Israel aims to break Hamas as hunt for youths intensifies

JERUSALEM - Israel stepped up efforts to crush Hamas in the West Bank Tuesday as the hunt for three Israeli teenagers believed kidnapped by the Islamist movement entered its fifth day.

Thousands of troops searching for the youths turned their attention overnight to the northern West Bank city of Nablus and surrounding area, arresting 41 Palestinians, the army said.

So far, Israel has arrested around 200 people, most of them Hamas members, as it presses a vast search operation for the students, two of them minors.

Prime Minister Benjamin Netanyahu has accused Hamas militants of kidnapping the youths last week, but has warned that the hunt for them "may take time." Israel has said it holds Palestinian president Mahmud Abbas responsible for the safe return of the three, with Netanyahu phoning him to demand his help in the search efforts in what was their first direct political contact since 2012.

So far, there has been no formal claim of responsibility, and Hamas has dismissed Israel's accusations as "stupid." On Monday, the European Union condemned "in the strongest terms the abduction of three Israeli students" calling for their immediate release.

"It is, frankly, despicable that children's lives should be put in danger in this way," Lars Faaborg-Andersen, the EU's ambassador to Israel, said in a statement.

Smashing Hamas

Israel's security cabinet decided Monday to expand moves against Hamas and smash its political and social infrastructure in the West Bank, officials said.

"As long as our boys remain abducted, Hamas will feel pursued, paralysed and threatened," said Lieutenant Colonel Peter Lerner, the military's official spokesman.

"We are committed to resolving the kidnapping and debilitating Hamas terrorist capacities, its infrastructure and its recruiting institutions," he said.

Ministers also examined the possibility of banishing its senior members to Gaza and demolishing their West Bank homes, media reports said.

Meeting again Tuesday for three hours, the security cabinet decided to further "increase pressure" on Hamas, an official told AFP, saying there was "a discussion about steps that can be taken against Hamas prisoners." He gave no further details, but press reports said the aim was to harshen the conditions for Hamas prisoners being held by Israel.

'Entry ticket to hell'

"Israel has decided to perform a root canal to uproot everything green in the West Bank," said army radio, referring to the colour representing Hamas.

Economy Minister Naftali Bennett told the radio Israel had decided to "dramatically" change its approach to the Islamist movement.

"We will turn membership in Hamas into an entry ticket to hell," he said.

Writing in Yediot Aharonot, Alex Fishman said the kidnapping had created a "one-time operational opportunity" which Israel would use "to castrate" Hamas and suppress its "strongholds in Palestinian Authority territory to the greatest extent possible." Pundits said Israel wanted to bring about the collapse of a newly-formed Palestinian unity government backed by Hamas, the first fruits of a reconciliation deal between rival leaders in the West Bank and Gaza which has been denounced by Netanyahu.

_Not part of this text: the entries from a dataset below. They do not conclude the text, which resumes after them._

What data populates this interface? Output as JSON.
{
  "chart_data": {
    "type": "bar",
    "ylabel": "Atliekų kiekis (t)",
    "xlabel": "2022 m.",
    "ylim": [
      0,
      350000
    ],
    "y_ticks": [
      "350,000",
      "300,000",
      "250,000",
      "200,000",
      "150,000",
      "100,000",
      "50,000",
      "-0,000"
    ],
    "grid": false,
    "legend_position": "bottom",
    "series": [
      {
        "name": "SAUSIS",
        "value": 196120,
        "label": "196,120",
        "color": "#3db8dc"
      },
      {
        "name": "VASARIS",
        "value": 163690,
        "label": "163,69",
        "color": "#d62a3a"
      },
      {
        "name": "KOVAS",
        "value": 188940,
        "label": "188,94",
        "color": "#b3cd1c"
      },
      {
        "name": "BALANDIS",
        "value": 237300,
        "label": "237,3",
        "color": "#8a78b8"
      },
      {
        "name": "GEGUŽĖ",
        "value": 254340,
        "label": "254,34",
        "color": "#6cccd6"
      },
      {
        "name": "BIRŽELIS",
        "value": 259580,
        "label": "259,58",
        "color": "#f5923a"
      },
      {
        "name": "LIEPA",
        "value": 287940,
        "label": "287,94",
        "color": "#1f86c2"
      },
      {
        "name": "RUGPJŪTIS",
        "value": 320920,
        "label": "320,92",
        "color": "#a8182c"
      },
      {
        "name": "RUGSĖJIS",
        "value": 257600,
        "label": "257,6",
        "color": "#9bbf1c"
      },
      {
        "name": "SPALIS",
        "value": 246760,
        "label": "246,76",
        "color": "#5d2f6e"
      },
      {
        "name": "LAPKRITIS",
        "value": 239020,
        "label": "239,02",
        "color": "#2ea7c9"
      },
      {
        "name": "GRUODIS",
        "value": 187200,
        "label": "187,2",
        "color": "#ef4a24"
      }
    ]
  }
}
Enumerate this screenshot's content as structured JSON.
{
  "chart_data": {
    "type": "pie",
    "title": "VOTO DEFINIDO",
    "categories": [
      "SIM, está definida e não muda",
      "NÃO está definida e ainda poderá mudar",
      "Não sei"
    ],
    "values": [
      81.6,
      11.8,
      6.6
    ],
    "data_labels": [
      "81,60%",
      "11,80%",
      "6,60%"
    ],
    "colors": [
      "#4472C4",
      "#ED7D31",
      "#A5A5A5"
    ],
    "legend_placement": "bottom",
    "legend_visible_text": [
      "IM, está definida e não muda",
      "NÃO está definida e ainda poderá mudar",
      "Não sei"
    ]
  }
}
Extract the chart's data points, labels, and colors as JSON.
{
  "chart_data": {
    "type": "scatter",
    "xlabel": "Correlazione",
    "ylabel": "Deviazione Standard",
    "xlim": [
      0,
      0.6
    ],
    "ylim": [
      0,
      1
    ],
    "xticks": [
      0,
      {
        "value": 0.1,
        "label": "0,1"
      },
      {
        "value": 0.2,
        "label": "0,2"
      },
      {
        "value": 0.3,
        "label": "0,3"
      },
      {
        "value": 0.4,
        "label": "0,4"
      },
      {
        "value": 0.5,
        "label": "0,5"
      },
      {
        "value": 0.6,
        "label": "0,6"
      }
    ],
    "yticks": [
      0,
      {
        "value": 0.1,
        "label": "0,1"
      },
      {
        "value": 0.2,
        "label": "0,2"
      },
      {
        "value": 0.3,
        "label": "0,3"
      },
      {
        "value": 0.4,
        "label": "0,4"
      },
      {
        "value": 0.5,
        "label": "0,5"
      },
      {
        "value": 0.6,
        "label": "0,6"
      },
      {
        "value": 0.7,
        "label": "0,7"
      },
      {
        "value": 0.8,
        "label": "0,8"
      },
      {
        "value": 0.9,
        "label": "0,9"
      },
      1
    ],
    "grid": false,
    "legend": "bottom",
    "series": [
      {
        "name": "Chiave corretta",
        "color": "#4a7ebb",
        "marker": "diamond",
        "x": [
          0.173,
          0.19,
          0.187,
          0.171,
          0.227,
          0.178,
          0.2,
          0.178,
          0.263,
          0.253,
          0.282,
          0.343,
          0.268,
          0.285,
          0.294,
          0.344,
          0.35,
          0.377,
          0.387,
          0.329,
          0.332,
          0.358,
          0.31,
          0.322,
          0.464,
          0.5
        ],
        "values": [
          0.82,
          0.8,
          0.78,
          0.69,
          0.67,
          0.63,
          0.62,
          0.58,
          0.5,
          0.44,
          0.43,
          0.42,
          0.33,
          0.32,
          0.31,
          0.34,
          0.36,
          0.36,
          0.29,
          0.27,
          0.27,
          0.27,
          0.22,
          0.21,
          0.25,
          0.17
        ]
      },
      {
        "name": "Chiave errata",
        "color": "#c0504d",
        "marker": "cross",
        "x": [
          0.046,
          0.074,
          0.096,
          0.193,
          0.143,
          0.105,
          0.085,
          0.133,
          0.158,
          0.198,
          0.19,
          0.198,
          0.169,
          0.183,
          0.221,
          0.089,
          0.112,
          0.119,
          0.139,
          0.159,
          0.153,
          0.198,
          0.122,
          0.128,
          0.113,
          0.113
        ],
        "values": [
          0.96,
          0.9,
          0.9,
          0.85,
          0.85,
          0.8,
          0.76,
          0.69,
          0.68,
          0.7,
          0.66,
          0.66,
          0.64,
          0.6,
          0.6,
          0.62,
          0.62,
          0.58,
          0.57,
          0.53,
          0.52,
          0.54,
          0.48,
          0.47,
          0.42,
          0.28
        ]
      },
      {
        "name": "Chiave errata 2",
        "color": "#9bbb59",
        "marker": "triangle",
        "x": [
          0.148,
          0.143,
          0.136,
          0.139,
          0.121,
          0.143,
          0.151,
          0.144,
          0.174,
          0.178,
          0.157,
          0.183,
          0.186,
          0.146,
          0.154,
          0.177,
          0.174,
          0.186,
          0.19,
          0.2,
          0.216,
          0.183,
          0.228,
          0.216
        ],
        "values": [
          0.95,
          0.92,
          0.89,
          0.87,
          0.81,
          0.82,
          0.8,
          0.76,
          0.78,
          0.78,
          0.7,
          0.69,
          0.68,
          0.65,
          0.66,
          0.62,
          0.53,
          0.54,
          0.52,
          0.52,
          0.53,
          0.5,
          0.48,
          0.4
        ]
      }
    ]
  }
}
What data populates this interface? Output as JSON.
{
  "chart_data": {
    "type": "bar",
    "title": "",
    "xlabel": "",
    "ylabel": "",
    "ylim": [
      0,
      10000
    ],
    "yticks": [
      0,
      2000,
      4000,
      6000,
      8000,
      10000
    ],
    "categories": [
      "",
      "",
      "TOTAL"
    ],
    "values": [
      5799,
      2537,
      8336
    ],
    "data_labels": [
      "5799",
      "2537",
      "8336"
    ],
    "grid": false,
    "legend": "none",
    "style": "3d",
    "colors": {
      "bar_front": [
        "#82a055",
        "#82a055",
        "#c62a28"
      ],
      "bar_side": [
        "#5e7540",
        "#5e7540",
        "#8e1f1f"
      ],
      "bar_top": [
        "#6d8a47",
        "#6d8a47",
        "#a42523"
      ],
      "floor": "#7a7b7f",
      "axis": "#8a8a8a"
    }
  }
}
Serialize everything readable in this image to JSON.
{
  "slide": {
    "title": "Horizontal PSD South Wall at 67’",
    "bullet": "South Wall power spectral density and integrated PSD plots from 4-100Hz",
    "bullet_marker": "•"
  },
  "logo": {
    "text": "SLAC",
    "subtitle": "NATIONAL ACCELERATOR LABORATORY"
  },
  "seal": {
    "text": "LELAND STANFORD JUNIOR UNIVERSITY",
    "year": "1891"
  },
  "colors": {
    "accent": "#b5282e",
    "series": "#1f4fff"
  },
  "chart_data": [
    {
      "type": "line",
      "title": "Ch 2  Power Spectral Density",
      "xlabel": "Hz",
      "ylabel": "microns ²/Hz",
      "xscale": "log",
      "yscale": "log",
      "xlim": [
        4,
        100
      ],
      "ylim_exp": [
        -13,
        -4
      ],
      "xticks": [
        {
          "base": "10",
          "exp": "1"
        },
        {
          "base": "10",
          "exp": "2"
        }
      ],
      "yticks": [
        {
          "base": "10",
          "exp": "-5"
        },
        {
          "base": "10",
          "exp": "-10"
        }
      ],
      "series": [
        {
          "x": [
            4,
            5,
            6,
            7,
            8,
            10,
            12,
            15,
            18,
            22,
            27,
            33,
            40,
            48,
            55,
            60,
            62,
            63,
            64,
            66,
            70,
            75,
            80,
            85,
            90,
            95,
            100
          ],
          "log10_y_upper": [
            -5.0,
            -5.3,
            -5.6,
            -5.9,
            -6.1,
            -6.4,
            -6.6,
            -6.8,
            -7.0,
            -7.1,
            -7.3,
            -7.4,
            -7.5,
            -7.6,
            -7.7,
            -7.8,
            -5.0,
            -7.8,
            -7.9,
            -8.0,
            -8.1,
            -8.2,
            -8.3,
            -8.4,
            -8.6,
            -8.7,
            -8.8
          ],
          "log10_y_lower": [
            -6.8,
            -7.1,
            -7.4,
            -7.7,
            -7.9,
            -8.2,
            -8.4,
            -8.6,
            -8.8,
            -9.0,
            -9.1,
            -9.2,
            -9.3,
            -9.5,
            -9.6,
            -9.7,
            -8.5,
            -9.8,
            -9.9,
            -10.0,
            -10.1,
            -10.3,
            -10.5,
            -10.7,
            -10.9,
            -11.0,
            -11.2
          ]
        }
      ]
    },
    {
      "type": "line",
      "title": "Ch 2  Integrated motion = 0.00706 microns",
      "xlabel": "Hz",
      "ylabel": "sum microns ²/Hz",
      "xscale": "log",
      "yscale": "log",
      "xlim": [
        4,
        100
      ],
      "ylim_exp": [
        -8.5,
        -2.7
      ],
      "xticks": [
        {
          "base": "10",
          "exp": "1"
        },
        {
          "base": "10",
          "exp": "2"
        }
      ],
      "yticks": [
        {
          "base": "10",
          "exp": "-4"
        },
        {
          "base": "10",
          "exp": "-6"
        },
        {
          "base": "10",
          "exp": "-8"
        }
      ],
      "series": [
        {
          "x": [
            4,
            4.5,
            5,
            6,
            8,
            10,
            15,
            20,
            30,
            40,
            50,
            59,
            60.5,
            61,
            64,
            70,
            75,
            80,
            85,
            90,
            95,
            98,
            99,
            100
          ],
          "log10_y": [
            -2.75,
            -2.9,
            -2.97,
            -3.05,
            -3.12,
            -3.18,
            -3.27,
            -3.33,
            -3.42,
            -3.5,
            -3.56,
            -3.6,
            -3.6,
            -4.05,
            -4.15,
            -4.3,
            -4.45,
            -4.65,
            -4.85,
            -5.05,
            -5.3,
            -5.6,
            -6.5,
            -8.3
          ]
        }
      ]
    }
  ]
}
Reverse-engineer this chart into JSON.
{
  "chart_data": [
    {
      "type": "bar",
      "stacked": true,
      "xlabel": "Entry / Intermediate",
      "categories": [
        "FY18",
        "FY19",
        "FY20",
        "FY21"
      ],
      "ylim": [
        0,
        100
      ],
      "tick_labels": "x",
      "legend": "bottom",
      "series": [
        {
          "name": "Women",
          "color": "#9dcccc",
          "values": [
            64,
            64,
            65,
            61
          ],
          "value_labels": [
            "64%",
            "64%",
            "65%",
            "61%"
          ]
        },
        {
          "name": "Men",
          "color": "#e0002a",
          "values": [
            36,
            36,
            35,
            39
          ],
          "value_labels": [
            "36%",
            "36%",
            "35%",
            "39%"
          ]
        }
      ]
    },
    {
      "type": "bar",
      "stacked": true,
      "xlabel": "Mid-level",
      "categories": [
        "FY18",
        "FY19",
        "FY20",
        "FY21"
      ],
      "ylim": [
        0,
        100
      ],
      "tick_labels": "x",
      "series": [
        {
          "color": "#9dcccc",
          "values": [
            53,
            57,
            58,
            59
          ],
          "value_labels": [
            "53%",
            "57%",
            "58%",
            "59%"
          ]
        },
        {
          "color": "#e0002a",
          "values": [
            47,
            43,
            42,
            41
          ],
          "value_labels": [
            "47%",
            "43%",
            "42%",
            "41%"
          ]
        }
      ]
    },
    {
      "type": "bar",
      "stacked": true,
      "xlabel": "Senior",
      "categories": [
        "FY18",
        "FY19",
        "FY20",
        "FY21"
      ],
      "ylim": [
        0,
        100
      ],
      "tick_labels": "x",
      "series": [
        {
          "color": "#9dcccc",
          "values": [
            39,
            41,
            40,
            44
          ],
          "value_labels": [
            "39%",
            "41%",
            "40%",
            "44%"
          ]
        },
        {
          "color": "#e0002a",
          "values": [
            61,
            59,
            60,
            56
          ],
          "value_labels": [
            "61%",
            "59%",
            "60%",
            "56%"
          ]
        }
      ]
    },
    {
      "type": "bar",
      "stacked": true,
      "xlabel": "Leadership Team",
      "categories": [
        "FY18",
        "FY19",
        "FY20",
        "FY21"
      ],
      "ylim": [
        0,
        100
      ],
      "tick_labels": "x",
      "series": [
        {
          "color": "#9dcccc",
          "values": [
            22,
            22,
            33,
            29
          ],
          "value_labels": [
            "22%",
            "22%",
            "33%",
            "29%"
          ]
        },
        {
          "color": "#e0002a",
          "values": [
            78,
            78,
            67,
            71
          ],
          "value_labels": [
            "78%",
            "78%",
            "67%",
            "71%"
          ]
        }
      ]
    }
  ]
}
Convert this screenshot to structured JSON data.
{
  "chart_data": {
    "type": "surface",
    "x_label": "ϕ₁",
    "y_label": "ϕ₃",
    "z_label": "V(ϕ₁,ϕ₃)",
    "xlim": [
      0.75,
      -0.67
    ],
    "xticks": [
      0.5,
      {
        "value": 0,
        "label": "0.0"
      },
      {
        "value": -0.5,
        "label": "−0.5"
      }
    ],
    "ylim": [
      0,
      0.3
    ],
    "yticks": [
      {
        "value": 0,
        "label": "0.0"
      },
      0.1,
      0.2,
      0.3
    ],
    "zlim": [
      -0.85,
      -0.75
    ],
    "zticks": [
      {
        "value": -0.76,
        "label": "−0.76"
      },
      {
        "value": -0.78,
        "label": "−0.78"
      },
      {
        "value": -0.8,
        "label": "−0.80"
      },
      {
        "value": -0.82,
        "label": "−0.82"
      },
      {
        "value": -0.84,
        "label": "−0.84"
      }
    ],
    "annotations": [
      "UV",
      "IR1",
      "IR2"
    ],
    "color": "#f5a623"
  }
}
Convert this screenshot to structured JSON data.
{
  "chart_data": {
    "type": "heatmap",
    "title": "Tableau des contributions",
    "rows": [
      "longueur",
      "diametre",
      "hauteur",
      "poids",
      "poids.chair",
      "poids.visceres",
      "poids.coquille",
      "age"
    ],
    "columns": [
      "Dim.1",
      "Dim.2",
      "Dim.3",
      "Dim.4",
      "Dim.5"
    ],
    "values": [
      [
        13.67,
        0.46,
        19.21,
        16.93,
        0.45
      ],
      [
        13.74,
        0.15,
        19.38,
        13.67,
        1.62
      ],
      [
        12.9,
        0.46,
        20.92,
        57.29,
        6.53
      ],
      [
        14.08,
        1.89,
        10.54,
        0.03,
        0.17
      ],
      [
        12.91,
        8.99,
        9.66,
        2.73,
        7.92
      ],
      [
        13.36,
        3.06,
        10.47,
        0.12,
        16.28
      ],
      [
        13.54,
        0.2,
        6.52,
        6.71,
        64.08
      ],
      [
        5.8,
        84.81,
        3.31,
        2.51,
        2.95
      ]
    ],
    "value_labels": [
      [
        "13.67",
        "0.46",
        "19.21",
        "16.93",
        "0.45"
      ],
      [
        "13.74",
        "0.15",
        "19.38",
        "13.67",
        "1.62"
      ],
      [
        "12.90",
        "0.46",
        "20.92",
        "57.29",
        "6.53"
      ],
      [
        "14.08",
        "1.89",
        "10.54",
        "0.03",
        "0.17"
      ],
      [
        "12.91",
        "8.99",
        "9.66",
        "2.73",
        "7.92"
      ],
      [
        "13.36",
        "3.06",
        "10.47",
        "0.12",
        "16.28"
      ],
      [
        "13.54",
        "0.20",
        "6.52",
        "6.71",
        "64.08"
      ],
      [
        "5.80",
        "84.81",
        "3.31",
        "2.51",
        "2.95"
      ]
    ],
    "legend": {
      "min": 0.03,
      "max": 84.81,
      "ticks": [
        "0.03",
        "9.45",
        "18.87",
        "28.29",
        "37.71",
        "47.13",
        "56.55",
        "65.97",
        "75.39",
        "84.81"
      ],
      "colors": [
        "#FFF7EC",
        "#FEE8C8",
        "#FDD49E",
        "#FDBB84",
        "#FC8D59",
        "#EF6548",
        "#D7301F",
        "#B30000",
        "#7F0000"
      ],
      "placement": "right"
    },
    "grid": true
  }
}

Crushing Hamas's infrastructure would weaken the movement ahead of Palestinian elections which, under the unity deal, are supposed to take place by the year's end, Fishman wrote.

But as the manhunt entered its fifth day, commentators voiced concern about growing reports of clashes around the West Bank, sparking fears that an already tense situation could rapidly escalate.

On Monday, troops shot dead a 19-year-old Palestinian during clashes in Jalazoun camp north of Ramallah.

And overnight, soldiers troops shot another Palestinian suspected of trying to infiltrate a settlement in the same area, the army said. Unconfirmed reports said he was in serious condition.

In Gaza, the Israeli air force carried out a fourth straight night of air strikes after militants fired more rockets over the border.